L’attaque dans Sinaï dans laquelle 16 soldats égyptiens ont été tués, est une bombe politique pour le président islamique de l’Égypte, Mohamed Morsi de la Confrérie musulmane.

Quelle que soit la position qu’il adopte sur l’incident, et quelle que soit la façon dont il y réponde, il y a de grands risques pour Morsi de se retrouver en désaccord avec les mouvements islamiques et certaines des forces révolutionnaires du pays, ou alors avec les militaires. De même, il peut se discréditer lui-même ou les islamistes en général, en paraissant inefficace ou en permettant qu’ils soient présentés comme un fléau et une source de troubles dans le pays.

Le flot de spéculations sur qui était derrière l’attaque se limite en général à deux théories.

La première, c’est que les attaquants étaient des jihadistes de la mouvance al-Quaïda, agissant avec un appui palestinien et sans qu’Israël ne soit au courant.

La seconde, c’est que l’attaque a été manipulée par des services secrets, orchestrée, facilitée ou encouragée par Israël avec des complicités en Égypte.

Si Mursi adopte l’un ou l’autre vue, et réagit en conséquence, il prend le risque de se discréditer aux yeux des islamistes et du public dans son ensemble - surtout à cause de son incapacité à agir indépendamment du puissant Conseil Suprême des Forces Armées (SCAF) sur les questions de sécurité.

Si la position officielle consiste finalement à accuser des jihadistes soutenus par des Palestiniens, Morsi sera automatiquement engagé dans une confrontation avec la Bande de Gaza, qui jouxte la frontière égyptienne. Les médias égyptiens toujours à la botte de l’ex-clan Moubarak accusent déjà à plein voix le mouvement Hamas - le pendant palestinien de la Confrérie musulmane, qui contrôle l’enclave palestinienne - d’être le principal coupable dans l’affaire.

Morsi serait également accusé de manquer de jugement dans sa décision récente de’avoir fait ouvrir de manière permanente aux voyageurs palestiniens le passage frontalier de Rafah entre l’Égypte et la Bande de Gaza, et d’avoir supprimé l’obligation de visa. Il ferait face à des appels renouvelés pour fermer la frontière et détruire tous les tunnels exploités pour fournir à la population des produits de base et fournir des armes à la résistance palestinienne. Les mêmes voix diaboliseraient la résistance et l’accuseraient de vouloir entraîner l’Égypte dans une guerre avec Israël.

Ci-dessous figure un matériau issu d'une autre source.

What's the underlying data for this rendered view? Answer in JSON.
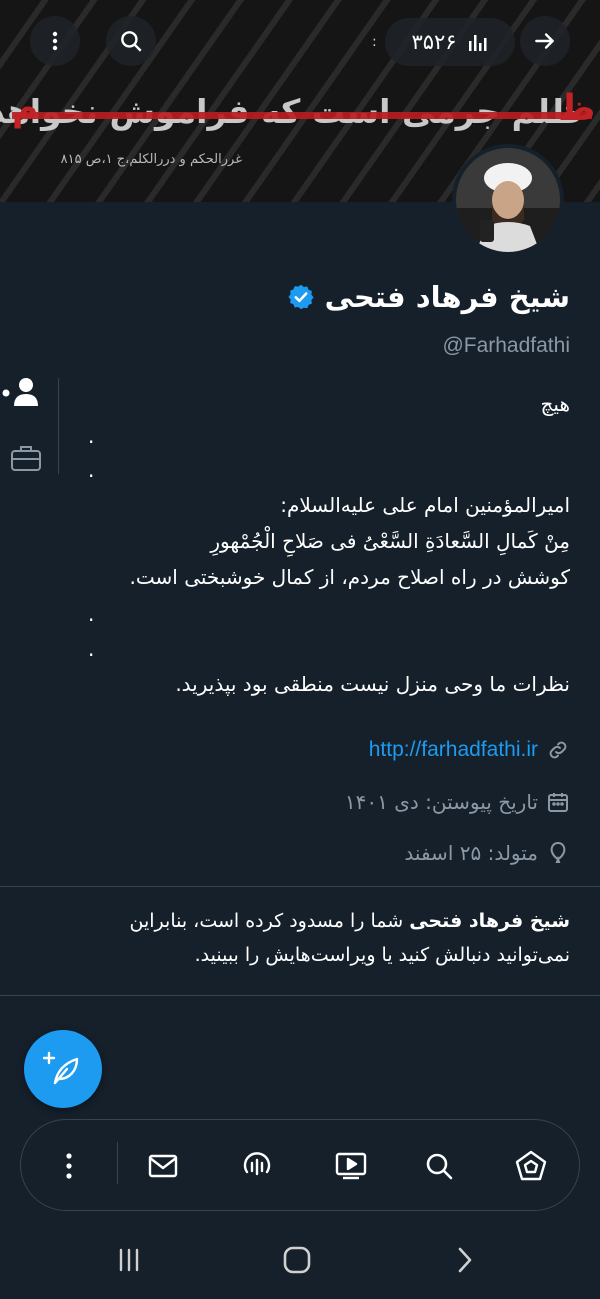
{
  "banner": {
    "quote": "ظلم جرمی است که فراموش نخواهد شد.",
    "red_left": "م",
    "red_right": "ظ",
    "source": "غررالحکم و دررالکلم،ج ۱،ص ۸۱۵",
    "top_fragment": ":"
  },
  "views": {
    "count": "۳۵۲۶",
    "icon": "bar-chart-icon"
  },
  "profile": {
    "display_name": "شیخ فرهاد فتحی",
    "handle": "@Farhadfathi",
    "verified_color": "#1d9bf0"
  },
  "bio": {
    "line1": "هیچ",
    "dot1": ".",
    "dot2": ".",
    "line2": "امیرالمؤمنین امام علی علیه‌السلام:",
    "line3": "مِنْ کَمالِ السَّعادَةِ السَّعْیُ فی صَلاحِ الْجُمْهورِ",
    "line4": "کوشش در راه اصلاح مردم، از کمال خوشبختی است.",
    "dot3": ".",
    "dot4": ".",
    "line5": "نظرات ما وحی منزل نیست منطقی بود بپذیرید."
  },
  "meta": {
    "link": "http://farhadfathi.ir",
    "joined": "تاریخ پیوستن: دی ۱۴۰۱",
    "birthday": "متولد: ۲۵ اسفند"
  },
  "blocked": {
    "name": "شیخ فرهاد فتحی",
    "line1_rest": " شما را مسدود کرده است، بنابراین",
    "line2": "نمی‌توانید دنبالش کنید یا ویراست‌هایش را ببینید."
  },
  "colors": {
    "background": "#15202b",
    "accent": "#1d9bf0",
    "secondary_text": "#8b98a5",
    "divider": "#38444d",
    "banner_red": "#c22126"
  }
}
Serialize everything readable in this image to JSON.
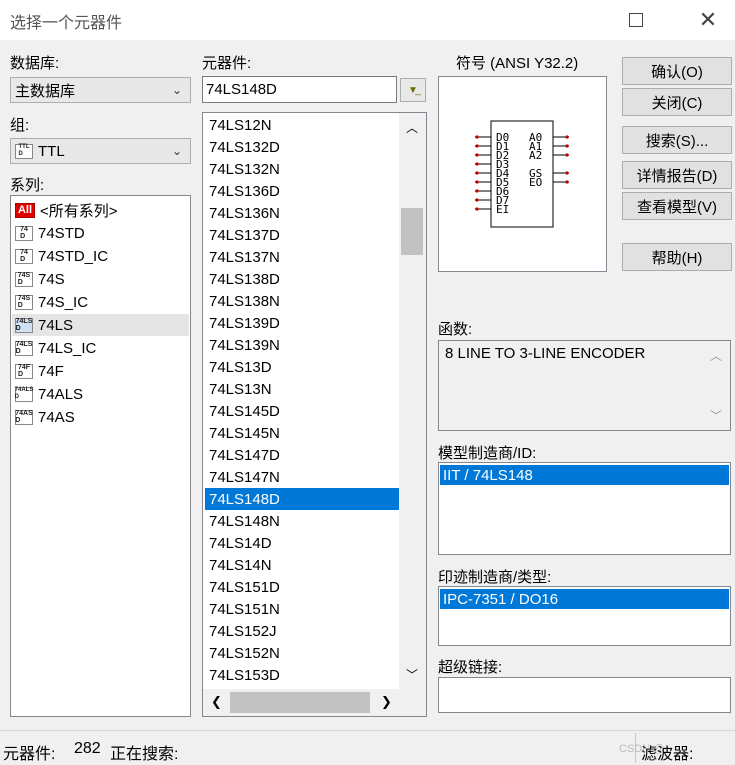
{
  "window": {
    "title": "选择一个元器件"
  },
  "database": {
    "label": "数据库:",
    "value": "主数据库"
  },
  "group": {
    "label": "组:",
    "value": "TTL",
    "icon": "ttl-chip-icon"
  },
  "series": {
    "label": "系列:",
    "items": [
      {
        "label": "<所有系列>",
        "icon": "all-series-icon",
        "badge": "All"
      },
      {
        "label": "74STD",
        "icon": "chip-icon",
        "badge": "74\nD"
      },
      {
        "label": "74STD_IC",
        "icon": "chip-icon",
        "badge": "74\nD"
      },
      {
        "label": "74S",
        "icon": "chip-icon",
        "badge": "74S\nD"
      },
      {
        "label": "74S_IC",
        "icon": "chip-icon",
        "badge": "74S\nD"
      },
      {
        "label": "74LS",
        "icon": "chip-icon",
        "badge": "74LS\nD"
      },
      {
        "label": "74LS_IC",
        "icon": "chip-icon",
        "badge": "74LS\nD"
      },
      {
        "label": "74F",
        "icon": "chip-icon",
        "badge": "74F\nD"
      },
      {
        "label": "74ALS",
        "icon": "chip-icon",
        "badge": "74ALS\nD"
      },
      {
        "label": "74AS",
        "icon": "chip-icon",
        "badge": "74AS\nD"
      }
    ],
    "highlighted_index": 5
  },
  "components": {
    "label": "元器件:",
    "search_value": "74LS148D",
    "items": [
      "74LS12N",
      "74LS132D",
      "74LS132N",
      "74LS136D",
      "74LS136N",
      "74LS137D",
      "74LS137N",
      "74LS138D",
      "74LS138N",
      "74LS139D",
      "74LS139N",
      "74LS13D",
      "74LS13N",
      "74LS145D",
      "74LS145N",
      "74LS147D",
      "74LS147N",
      "74LS148D",
      "74LS148N",
      "74LS14D",
      "74LS14N",
      "74LS151D",
      "74LS151N",
      "74LS152J",
      "74LS152N",
      "74LS153D"
    ],
    "selected_index": 17
  },
  "symbol": {
    "label": "符号 (ANSI Y32.2)",
    "left_pins": [
      "D0",
      "D1",
      "D2",
      "D3",
      "D4",
      "D5",
      "D6",
      "D7",
      "EI"
    ],
    "right_pins_top": [
      "A0",
      "A1",
      "A2"
    ],
    "right_pins_bottom": [
      "GS",
      "EO"
    ]
  },
  "buttons": {
    "ok": "确认(O)",
    "close": "关闭(C)",
    "search": "搜索(S)...",
    "detail_report": "详情报告(D)",
    "view_model": "查看模型(V)",
    "help": "帮助(H)"
  },
  "function": {
    "label": "函数:",
    "value": "8 LINE TO 3-LINE ENCODER"
  },
  "model_manufacturer": {
    "label": "模型制造商/ID:",
    "selected": "IIT / 74LS148"
  },
  "footprint_manufacturer": {
    "label": "印迹制造商/类型:",
    "selected": "IPC-7351 / DO16"
  },
  "hyperlink": {
    "label": "超级链接:",
    "value": ""
  },
  "status": {
    "count_label": "元器件:",
    "count": "282",
    "searching": "正在搜索:",
    "filter": "滤波器:",
    "watermark": "CSDN @"
  },
  "colors": {
    "selection": "#0078d7",
    "all_badge": "#e00000"
  }
}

Morsi se retrouverait en position extrêmement inconfortable vis-à-vis des islamistes s’il succombait à une telle pression en accusant les groupes palestiniens de l’incident et approuvait des décisions dont l’effet serait de rétablir le blocus de la Bande de Gaza - blocus contre lequel lui et son groupe se sont longtemps et bruyamment opposés.

Un tel développement serait susceptible également de faire avorter définitivement le processus de réconciliation inter-palestinien, et ferait des dirigeants palestiniens des persona non grata en Égypte, tandis qu’à l’intérieur, Morsi se verrait accusé de compromettre la sécurité publique avec sa récente libération d’anciens islamistes jihadistes.

Ceci pourrait représenter la première tentative, dans le but de « le brûler, » de placer Morsi en désaccord avec le mouvement islamiste qui l’a propulsé au poste de Président. Il serait dépeint comme hypocrite, cédant face à l’establishment et aux ennemis de la résistance, abandonnant ses frères arabes et musulmans, et faisant preuve d’indécision et d’inefficacité en ce qui concerne Gaza et toutes les questions en général.

Mais si Morsi adopte l’autre point de vue, selon lequel les Israéliens sont impliqués dans l’attaque, il se trouverait également coincé, car il serait alors dans l’obligation d’appliquer des représailles envers Israël et ses complices, de punir ceux qui sont coupables d’avoir massacré ses soldats.

Ce ne serait cependant pas facile, étant donné l’engagement public de Morsi à respecter tous les traités internationaux, y compris l’accord de Camp David qui lie les mains égyptiennes dans la péninsule du Sinaï, particulièrement dans le Secteur « C » à côté de la frontière.

D’ailleurs, toute tentative de répondre directement ou sur le plan diplomatique provoqueraient des tensions avec Israël, qui impacteraient sur les relations internationales de l’Égypte auxquelles le pays ne veut pas toucher tant qu’il n’a pas résolu un certain nombre d’affaires internes.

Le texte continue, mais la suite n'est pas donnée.